Despite positive results in these two severe epilepsy syndromes, further studies are needed to determine if the anti-seizure effects of cannabidiol extend to other forms of epilepsy. Such trials are currently ongoing. Cannabidivarin is currently being tested in two phase II clinical trials aimed to evaluate its pharmacokinetics, safety and tolerability compared to placebo, as add-on therapy in patients (aged 18–65 years) with inadequately controlled focal seizures. The studies are completed but results are not published yet. The studies are registered at Clinicaltrials.gov (available at: https://clinicaltrials.gov/ct2/show/NCT02369471 and https://clinicaltrials.gov/ct2/show/NCT02365610).
An abundance of preclinical evidence and anecdotal human data support the use of cannabinoids in the treatment of epilepsy. Recently purified, plant-derived cannabinoid, named cannabidiol was approved for the treatment of seizures in patients with Dravet syndrome and Lennox-Gastaut. The adverse event profile of cannabidiol is favorable, with most patients tolerating the drug well.

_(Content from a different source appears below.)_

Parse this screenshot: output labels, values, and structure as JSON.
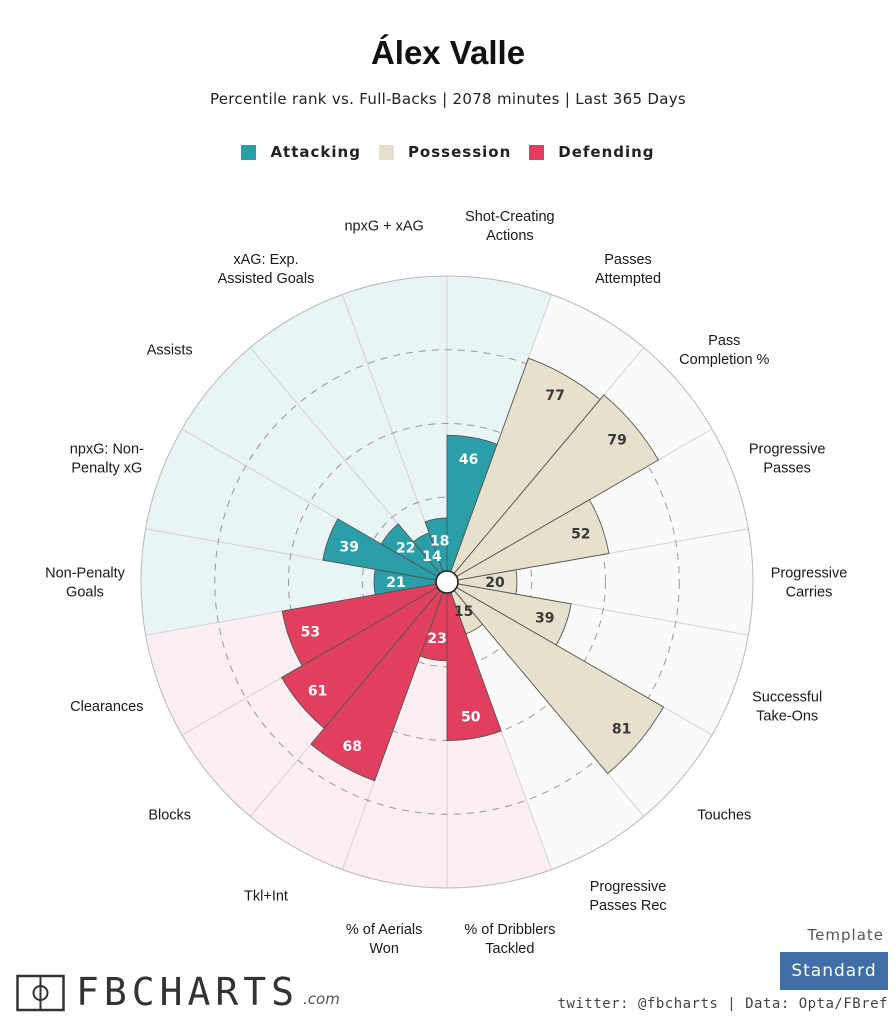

The mechanism of antiepileptic action of cannabinoids in epilepsy is not exactly known and should be elucidated in the future. In addition, it is not known how to produce a formulation with consistent pharmacokinetics suitable for a major clinical trial program; it is not know whether cannabinoids will make a major difference in the lives of most people with pharmacoresistant epilepsy and those who care for them; it is not known why a few patients appear to have a miraculous response to cannabis derivatives. Is there a genetic reason for this? (Brodie, Ben-Menachem, 2018). Additional data are needed to determine the long-term efficacy and safety of cannabidiol for severe epilepsy syndromes (Devinsky et al., 2015; Devinsky et al., 2017).